Warga Minta LRT Jakarta Terintegrasi dengan Moda Transportasi Lainnya
Masyarakat mencoba LRT Jakarta yang sedang melakukan uji publik hari kedua di Stasiun Velodrome dan Boulevard Utara pada Rabu pagi, 12 Juni 2019. ( Foto: Suara Pembaruan/Carlos Roy Fajarta )
Carlos Roy Fajarta / CAH Rabu, 12 Juni 2019 | 12:13 WIB

Jakarta, Beritasatu.com - Sudah dua hari moda transportasi Light Rail Transit (LRT) Jakarta fase pertama Velodrome-Kelapa Gading beroperasi melayani masyarakat dalam program uji publik. Berbagai tanggapan datang dari masyarakat yang sudah mencoba LRT yang bisa disebut kereta ringan tersebut agar lebih sempurna dan bisa melayani masyarakat lebih baik lagi dengan kondisi yang ada saat ini.

Hendrik (44) warga Pramuka, Jakarta Timur menyebutkan dirinya sengaja mengajak 3 anaknya beserta keponakannya untuk mencoba LRT Jakarta di hari terakhir libur sekolah.

"Anak-anak dari kemarin merengek ingin mencoba LRT, karena sebelumnya kita sudah mencoba MRT juga. Tanggapan saya baik sekali dengan keberadaan LRT, masih bersih, rapi baik di stasiun maupun di dalam kereta," ujar Hendrik, Rabu (12/6/2019) pagi kepada Beritasatu.com.

Dikatakannya dirinya merasa bangga karena akhirnya ibukota Jakarta bisa memiliki moda transportasi umum yang nyaman seperti LRT dan MRT. Namun ia berharap agar semua moda transportasi itu terintegrasi.

"Kalau bisa semua moda transportasi ini semuanya terintergrasi layaknya di Singapura, jadi cukup satu kartu pass langganan bulanan atau harian bisa menjajal semua moda transportasi mulai dari LRT Jabodebek, MRT, KRL, Transjakarta, serta Jak Lingko," tutur Hendrik.

Sementara itu, Astri (21) warga Matraman menyebutkan dirinya tidak merasa keberatan apabila nantinya LRT Jakarta setelah beroperasi komersial dikenai tarif Rp 5.000 meski jarak yang ditempuh dari Boulevard Utara menuju Velodrome terbilang dekat dan singkat.

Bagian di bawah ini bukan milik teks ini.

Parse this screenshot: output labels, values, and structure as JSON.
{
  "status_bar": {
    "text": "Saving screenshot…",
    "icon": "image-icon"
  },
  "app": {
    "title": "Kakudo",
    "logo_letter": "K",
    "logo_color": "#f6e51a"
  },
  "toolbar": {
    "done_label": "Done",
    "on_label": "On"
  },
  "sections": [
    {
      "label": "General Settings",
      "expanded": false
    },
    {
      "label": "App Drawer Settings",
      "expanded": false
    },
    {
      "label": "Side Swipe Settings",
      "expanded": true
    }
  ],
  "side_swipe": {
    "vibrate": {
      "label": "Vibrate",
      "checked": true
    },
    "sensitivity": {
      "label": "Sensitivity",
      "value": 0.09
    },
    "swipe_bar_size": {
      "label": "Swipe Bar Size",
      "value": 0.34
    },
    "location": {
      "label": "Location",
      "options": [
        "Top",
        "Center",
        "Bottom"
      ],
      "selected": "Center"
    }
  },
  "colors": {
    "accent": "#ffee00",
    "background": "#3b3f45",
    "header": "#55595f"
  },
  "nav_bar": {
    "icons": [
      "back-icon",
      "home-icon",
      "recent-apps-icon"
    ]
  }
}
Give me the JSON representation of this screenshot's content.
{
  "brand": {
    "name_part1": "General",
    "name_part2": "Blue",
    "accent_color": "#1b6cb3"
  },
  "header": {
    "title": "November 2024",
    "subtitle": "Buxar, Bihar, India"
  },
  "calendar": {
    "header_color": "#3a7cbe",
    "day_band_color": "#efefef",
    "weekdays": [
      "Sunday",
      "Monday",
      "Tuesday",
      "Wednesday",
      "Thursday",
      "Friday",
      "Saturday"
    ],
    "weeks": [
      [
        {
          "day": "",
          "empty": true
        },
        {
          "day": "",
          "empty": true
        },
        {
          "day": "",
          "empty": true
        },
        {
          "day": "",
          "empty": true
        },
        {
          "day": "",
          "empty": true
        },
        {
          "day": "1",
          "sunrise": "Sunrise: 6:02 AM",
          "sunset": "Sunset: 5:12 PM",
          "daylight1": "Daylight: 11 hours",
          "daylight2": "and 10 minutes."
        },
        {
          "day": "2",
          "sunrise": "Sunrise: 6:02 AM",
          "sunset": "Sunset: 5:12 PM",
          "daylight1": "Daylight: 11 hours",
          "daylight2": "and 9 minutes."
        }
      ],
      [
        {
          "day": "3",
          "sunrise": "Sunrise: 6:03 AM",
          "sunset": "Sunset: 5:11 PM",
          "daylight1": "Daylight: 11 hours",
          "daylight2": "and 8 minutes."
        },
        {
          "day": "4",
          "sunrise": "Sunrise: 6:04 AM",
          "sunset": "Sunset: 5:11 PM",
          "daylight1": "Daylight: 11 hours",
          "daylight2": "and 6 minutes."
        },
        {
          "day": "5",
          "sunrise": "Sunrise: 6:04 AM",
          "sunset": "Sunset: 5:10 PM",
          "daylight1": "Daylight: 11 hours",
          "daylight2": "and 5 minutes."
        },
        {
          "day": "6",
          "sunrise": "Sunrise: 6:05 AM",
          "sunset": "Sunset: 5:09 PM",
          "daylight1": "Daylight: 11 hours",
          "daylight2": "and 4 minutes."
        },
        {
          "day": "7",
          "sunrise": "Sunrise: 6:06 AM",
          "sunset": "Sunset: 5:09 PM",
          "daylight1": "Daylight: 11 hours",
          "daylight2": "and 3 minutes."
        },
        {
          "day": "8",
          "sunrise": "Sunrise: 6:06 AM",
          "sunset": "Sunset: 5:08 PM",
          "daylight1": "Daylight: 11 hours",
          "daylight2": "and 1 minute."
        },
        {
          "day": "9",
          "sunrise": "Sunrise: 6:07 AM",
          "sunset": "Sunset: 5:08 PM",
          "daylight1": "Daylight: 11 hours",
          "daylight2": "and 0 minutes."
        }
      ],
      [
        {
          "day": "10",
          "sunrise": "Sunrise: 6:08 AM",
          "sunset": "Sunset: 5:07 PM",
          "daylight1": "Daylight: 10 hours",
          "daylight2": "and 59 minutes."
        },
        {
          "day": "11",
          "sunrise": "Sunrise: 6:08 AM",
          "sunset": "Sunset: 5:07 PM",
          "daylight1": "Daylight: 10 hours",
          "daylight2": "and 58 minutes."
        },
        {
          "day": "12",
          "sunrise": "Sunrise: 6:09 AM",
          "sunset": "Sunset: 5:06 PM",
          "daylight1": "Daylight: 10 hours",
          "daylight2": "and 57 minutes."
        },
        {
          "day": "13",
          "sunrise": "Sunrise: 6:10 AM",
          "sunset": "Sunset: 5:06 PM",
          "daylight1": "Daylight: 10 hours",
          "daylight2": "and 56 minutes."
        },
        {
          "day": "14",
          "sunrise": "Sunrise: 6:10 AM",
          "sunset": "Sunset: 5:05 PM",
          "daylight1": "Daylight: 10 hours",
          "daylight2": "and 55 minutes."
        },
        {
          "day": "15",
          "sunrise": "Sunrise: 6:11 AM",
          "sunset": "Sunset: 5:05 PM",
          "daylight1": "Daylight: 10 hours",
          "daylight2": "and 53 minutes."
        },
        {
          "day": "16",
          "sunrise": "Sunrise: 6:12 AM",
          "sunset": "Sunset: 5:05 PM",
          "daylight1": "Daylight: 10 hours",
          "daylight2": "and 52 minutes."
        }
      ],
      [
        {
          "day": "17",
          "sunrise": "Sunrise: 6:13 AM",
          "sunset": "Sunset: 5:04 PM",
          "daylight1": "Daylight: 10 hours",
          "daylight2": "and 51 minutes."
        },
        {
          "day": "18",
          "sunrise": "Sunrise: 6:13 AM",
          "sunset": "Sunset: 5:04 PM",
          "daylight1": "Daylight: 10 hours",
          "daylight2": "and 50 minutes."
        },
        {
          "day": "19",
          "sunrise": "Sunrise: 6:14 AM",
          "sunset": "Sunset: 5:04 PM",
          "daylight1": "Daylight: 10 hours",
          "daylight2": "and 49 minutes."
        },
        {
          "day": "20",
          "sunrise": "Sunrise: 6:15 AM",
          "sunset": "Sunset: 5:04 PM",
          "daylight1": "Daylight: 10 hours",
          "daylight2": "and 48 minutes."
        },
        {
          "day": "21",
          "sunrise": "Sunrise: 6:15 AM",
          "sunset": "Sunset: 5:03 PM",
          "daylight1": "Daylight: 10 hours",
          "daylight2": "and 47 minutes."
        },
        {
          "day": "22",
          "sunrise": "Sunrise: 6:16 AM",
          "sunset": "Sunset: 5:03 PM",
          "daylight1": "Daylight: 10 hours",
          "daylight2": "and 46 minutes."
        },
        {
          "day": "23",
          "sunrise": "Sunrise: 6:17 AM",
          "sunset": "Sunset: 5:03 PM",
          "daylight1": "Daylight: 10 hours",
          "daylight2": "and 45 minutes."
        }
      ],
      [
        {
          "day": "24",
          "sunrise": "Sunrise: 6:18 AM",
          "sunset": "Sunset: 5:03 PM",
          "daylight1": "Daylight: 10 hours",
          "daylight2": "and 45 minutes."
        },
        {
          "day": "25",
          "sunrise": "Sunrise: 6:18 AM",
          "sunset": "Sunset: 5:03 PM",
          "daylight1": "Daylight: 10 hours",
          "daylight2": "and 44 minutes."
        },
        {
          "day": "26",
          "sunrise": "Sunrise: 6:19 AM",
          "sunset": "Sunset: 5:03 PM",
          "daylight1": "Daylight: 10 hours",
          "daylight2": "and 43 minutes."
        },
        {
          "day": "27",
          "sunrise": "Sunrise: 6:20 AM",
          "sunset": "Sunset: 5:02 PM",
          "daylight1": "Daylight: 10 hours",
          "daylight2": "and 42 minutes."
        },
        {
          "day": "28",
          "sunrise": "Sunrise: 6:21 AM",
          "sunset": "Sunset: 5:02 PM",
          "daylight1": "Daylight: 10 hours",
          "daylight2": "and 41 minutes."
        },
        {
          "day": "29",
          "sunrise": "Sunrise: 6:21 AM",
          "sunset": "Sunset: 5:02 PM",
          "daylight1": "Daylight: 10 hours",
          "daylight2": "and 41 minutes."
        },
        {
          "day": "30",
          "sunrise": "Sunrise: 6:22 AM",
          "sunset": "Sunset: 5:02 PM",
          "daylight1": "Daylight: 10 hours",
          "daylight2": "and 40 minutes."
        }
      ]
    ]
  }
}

"Iya makanya harus segera dilanjutkan fase keduanya, kalau hanya dari Velodrome ke Kelapa Gading kok berasa kentang (nanggung) ya, semoga kedepannya bisa segera lebih diperpanjang," kata Astri.

Dinar (17), Sintia (17), Ninda (17), Cici (17) empat sekawan kelompok milenial yang masih bersekolah di SMAN 88 Pasar Rebo menyebutkan bahwa LRT Jakarta cukup nyaman dan tidak terlalu padat saat dicoba.

"Sengaja datang mau eksis foto di media sosial dong mas," kata Sintia. "Keretanya sih nyaman bersih, semoga aja gak ada yang membuang sampah atau bergelantungan seperti di MRT dulu," timpal Ninda.

Lianti (60) warga Bekasi yang tengah berobat di RS Colombus Asia menyebutkan keberadaan LRT Jakarta akan sangat membantu mengurangi kemacetan jika sudah terintegrasi dengan moda transportasi lainnya.

"Tujuannya ada moda transportasi massal seperti MRT dan LRT inikan agar masyarakat beralih dari transportasi pribadi menuju transportasi umum. Jadi sudah seharusnya pemerintah mengkoneksikan semua moda transportasi ini menjadi satu sistem yang saling tersambung," kata Lianti.

Corporate Communication Officer PT LRT Jakarta, Shanty menyebutkan setidaknya sudah ada 40.000 orang yang mendaftar untuk bisa menggunakan LRT Jakarta dalam kegiatan uji publik.

"Uji publik ini kita perpanjang dari yang tadinya hingga 22 Juni sampai waktu yang belum ditentukan. Kedepannya kita akan perpanjang dalam fase kedua menuju Manggarai dan Jakarta International Stadium. Untuk skybridge halte LRT dan Transjakarta di Velodrome Pemuda sudah dalam proses finishing," kata Shanty.